There is the following known problems:

  * There is no syslog daemon in the system yet, and Pluto prints
    messages on the console if it can't talk to the syslog daemon.  In
    fact, it prints a LOT of messages, counting on the filtering
    features of syslogd to reduce the number of messages as desired.


The configuration files, ipsec.conf and ipsec.secrets, reside in /etc,
which can be in read only storage depending upon configuration.  If
the flash filesystem is present, our current rc scripts mount
/flash/etc over /etc to make this a writeable area, which works fine.

If your configuration does not do this, we suggest you create a copy
of /etc in /var/etc, and "mount -bind" that in place of the flash.

For testing, an EVM was set up to serve as a gateway between a local
network (199.86.15.xxx was used) and a laptop running linux and
freeswan (10.0.0.x network).

Here's a more complete picture of the tested network setup:

Linux Workstation PC
199.86.15.105
     |
     |
Brecis EVM Eth0 port
199.86.15.98
     |
     |
Brecis EVM Eth1 port
10.0.0.1
     |
     |  This is the link with encrypted traffic
     |
Laptop running Linux
10.0.0.100

Configuration of freeswan was done with the files contained in this
directory:

   ipsec.conf.evm         -- /etc/ipsec.conf on the evm board
   ipsec.conf.laptop      -- /etc/ipsec.conf on the laptop
   ipsec.secrets.laptop   -- /etc/ipsec.secrets on both systems.

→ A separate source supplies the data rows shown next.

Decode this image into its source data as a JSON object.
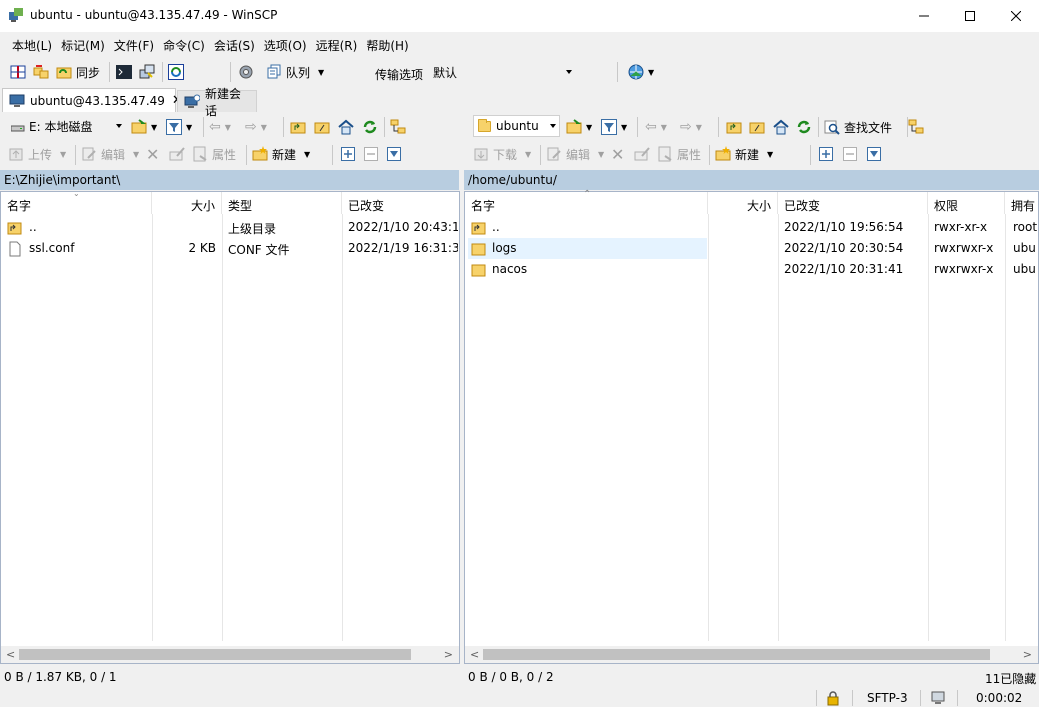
{
  "window": {
    "title": "ubuntu - ubuntu@43.135.47.49 - WinSCP"
  },
  "menu": [
    "本地(L)",
    "标记(M)",
    "文件(F)",
    "命令(C)",
    "会话(S)",
    "选项(O)",
    "远程(R)",
    "帮助(H)"
  ],
  "toolbar": {
    "sync_label": "同步",
    "queue_label": "队列",
    "transfer_label": "传输选项",
    "transfer_value": "默认"
  },
  "tabs": {
    "session": "ubuntu@43.135.47.49",
    "new_session": "新建会话"
  },
  "local": {
    "drive": "E: 本地磁盘",
    "upload": "上传",
    "edit": "编辑",
    "properties": "属性",
    "new": "新建",
    "path": "E:\\Zhijie\\important\\",
    "columns": {
      "name": "名字",
      "size": "大小",
      "type": "类型",
      "changed": "已改变"
    },
    "files": [
      {
        "name": "..",
        "size": "",
        "type": "上级目录",
        "changed": "2022/1/10  20:43:1"
      },
      {
        "name": "ssl.conf",
        "size": "2 KB",
        "type": "CONF 文件",
        "changed": "2022/1/19  16:31:3"
      }
    ],
    "status": "0 B / 1.87 KB,  0 / 1"
  },
  "remote": {
    "dir": "ubuntu",
    "find": "查找文件",
    "download": "下载",
    "edit": "编辑",
    "properties": "属性",
    "new": "新建",
    "path": "/home/ubuntu/",
    "columns": {
      "name": "名字",
      "size": "大小",
      "changed": "已改变",
      "rights": "权限",
      "owner": "拥有"
    },
    "files": [
      {
        "name": "..",
        "size": "",
        "changed": "2022/1/10 19:56:54",
        "rights": "rwxr-xr-x",
        "owner": "root"
      },
      {
        "name": "logs",
        "size": "",
        "changed": "2022/1/10 20:30:54",
        "rights": "rwxrwxr-x",
        "owner": "ubu"
      },
      {
        "name": "nacos",
        "size": "",
        "changed": "2022/1/10 20:31:41",
        "rights": "rwxrwxr-x",
        "owner": "ubu"
      }
    ],
    "status": "0 B / 0 B,  0 / 2",
    "hidden": "11已隐藏"
  },
  "statusbar": {
    "protocol": "SFTP-3",
    "time": "0:00:02"
  }
}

The following script was run on the evm to start up FreeSWAN IPSEC:

==============================

# need a writeable place to put the configuration files
mkdir /var/etc

# Set up NFS to copy in the configuration files
portmap &
mount -n -t nfs 199.86.15.105:/home/steve/work /mnt

# Copy in the configuration filse
cp /mnt/ipsec.conf.evm /etc/ipsec.conf
cp /mnt/ipsec.secrets.laptop /etc/ipsec.secrets

# set up eth1 port
ifconfig eth1 10.0.0.1 netmask 255.255.255.0

# start ipsec
/etc/rc.d/init.d/ipsec start

ipsec auto --add us-to-office

==============================

On the laptop, similar commands were run to set up FreeS/WAN.

The link was successfully established.